A team of researchers in California investigated the effects of BE on the brain structure and functioning of combat veterans. The researchers were particularly interested in the effects of BE and TBI on cognitive performance and on cortical thickness. Thought to correlate with cognitive abilities and other executive functions, cortical thickness refers to the size and thickness of the layer of gray matter that encloses the brain.
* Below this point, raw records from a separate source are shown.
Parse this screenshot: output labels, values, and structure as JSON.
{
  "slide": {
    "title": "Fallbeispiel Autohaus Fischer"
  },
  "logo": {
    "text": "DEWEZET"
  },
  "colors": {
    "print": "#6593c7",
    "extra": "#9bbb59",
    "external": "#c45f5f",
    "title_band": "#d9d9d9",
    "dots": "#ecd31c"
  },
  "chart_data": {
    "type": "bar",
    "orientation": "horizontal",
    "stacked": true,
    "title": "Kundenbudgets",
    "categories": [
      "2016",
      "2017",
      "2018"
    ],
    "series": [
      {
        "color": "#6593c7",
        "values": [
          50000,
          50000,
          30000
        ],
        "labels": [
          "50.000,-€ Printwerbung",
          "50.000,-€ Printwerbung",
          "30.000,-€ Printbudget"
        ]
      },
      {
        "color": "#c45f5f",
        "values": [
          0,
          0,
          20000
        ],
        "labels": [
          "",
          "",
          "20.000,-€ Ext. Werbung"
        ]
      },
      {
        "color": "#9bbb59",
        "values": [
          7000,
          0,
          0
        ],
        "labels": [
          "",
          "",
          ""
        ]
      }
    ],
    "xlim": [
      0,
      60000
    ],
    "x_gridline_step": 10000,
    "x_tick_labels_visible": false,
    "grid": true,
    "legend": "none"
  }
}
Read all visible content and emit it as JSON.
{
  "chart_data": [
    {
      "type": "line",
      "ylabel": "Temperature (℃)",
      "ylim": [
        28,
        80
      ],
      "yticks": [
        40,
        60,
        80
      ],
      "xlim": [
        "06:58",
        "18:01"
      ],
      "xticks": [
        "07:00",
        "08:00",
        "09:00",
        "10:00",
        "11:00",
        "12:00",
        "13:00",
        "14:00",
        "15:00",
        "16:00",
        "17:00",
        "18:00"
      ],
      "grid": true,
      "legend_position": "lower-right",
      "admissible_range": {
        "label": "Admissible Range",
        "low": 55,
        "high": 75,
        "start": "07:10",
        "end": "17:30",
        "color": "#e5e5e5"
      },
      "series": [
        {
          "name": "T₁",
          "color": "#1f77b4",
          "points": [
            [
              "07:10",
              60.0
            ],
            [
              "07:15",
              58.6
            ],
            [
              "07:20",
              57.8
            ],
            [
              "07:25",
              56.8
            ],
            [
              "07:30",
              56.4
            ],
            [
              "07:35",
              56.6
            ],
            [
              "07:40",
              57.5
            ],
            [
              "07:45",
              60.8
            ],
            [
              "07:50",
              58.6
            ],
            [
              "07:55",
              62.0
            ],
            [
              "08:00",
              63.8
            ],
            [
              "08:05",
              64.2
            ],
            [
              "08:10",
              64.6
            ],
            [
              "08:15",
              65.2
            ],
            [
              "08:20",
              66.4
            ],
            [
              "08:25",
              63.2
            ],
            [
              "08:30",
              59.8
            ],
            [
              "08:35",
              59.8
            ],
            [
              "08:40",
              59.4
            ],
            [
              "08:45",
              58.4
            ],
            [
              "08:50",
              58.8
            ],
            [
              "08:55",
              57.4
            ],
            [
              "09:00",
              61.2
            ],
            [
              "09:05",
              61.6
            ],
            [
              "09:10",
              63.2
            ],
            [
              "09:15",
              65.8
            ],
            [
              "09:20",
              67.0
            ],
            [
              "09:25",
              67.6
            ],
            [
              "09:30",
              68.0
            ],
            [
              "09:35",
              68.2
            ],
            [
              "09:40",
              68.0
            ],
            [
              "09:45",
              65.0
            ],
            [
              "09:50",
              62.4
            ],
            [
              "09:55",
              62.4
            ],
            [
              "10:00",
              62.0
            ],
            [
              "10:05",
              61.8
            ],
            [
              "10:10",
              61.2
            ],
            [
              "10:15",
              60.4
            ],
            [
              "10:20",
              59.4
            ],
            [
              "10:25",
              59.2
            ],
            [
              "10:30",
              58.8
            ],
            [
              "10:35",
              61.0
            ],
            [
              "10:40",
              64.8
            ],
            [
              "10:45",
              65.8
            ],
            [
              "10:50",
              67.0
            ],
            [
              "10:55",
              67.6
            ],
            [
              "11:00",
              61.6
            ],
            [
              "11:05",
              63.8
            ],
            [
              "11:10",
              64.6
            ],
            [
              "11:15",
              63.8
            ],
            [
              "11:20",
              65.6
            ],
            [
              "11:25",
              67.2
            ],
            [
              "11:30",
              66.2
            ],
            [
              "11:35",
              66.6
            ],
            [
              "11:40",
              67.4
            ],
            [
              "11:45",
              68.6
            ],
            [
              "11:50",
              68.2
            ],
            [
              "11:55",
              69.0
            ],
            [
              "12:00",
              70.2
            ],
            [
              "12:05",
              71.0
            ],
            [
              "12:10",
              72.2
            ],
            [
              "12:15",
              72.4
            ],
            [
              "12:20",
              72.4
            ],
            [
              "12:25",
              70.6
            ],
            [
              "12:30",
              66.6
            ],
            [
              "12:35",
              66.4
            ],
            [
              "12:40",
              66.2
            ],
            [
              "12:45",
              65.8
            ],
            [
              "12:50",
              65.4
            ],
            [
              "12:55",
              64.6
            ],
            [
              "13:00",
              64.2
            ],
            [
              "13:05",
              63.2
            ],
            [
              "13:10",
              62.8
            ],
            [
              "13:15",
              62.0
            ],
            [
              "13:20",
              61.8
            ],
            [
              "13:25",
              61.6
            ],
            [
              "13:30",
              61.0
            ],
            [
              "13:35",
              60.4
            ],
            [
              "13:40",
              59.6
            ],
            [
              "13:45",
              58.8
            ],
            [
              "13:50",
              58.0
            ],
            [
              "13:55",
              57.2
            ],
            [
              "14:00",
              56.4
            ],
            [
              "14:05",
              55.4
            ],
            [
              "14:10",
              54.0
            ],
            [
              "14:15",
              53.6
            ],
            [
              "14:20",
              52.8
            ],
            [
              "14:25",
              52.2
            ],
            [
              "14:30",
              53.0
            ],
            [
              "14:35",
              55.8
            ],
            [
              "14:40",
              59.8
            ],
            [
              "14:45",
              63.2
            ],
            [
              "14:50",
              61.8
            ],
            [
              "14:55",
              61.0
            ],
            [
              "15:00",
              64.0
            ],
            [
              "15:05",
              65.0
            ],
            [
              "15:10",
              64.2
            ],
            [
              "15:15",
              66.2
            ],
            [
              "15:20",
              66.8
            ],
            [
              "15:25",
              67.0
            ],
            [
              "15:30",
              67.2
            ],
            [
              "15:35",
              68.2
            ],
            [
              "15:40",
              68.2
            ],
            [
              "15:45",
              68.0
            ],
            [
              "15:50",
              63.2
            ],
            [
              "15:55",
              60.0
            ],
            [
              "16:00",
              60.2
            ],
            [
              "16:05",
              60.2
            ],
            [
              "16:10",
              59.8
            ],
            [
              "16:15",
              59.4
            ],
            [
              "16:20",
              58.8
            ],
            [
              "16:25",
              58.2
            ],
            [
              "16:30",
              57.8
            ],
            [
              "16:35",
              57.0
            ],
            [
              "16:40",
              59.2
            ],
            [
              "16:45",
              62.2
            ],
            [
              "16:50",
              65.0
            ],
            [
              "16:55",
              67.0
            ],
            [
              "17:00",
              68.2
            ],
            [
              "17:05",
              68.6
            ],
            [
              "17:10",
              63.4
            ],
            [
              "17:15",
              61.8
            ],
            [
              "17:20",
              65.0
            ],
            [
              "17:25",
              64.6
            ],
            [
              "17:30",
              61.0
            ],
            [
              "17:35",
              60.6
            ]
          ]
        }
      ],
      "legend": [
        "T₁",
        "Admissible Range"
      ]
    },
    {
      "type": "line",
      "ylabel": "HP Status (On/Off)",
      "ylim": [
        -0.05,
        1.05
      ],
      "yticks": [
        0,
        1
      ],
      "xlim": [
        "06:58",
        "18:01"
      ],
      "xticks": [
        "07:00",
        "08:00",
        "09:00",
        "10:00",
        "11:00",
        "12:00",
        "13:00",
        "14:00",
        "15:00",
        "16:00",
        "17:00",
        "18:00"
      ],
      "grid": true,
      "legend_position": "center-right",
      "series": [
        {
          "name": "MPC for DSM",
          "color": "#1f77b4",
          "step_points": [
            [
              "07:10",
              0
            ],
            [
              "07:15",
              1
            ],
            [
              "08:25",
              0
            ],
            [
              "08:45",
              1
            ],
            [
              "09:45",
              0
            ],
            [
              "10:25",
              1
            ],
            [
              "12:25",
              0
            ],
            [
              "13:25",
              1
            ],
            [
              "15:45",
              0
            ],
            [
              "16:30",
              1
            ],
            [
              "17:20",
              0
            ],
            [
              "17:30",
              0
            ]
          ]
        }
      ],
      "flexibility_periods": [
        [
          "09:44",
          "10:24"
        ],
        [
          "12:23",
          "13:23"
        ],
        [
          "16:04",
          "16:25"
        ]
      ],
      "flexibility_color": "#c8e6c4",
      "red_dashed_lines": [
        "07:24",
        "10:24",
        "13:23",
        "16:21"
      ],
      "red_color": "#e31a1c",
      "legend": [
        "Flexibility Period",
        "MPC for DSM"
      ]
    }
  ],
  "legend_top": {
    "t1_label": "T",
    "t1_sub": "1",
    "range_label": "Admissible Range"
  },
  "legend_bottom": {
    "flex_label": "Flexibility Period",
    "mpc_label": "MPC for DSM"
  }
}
To obtain these measurements, eighty veterans with mild TBI underwent magnetic resonance imaging (MRI), a type of brain imaging, and completed a series of clinical and self-report assessments to measure neurological and psychological functioning. An analysis of these data determined that veterans who experienced BE during deployment were more likely to exhibit cortical thinning in the frontal regions of the brain, which are critical to motor and cognitive function. The researchers also found that reduced cortical thickness was associated with worse executive functioning among veterans who had experienced multiple BEs.

More than 60% of U.S. service members who were engaged in combat in the Middle East reported two or more BEs during the course of their deployment. These soldiers, particularly those who experienced TBI as a result of BE, are at high risk for cortical thinning and the resultant negative outcomes for cognitive and executive functioning, which includes important skills such as memory, impulse control, and problem solving. Veterans returning from deployment may be at high risk for cognitive and behavioral changes, and they may benefit from tailored clinical interventions to ensure that they return to a normal quality of life.

Clark EL, Merritt VC, Bigler ED, et al. Blast-exposed veterans with mild traumatic brain injury show greater frontal cortical thinning and poorer executive function. Frontiers in Neurology. (November 2018).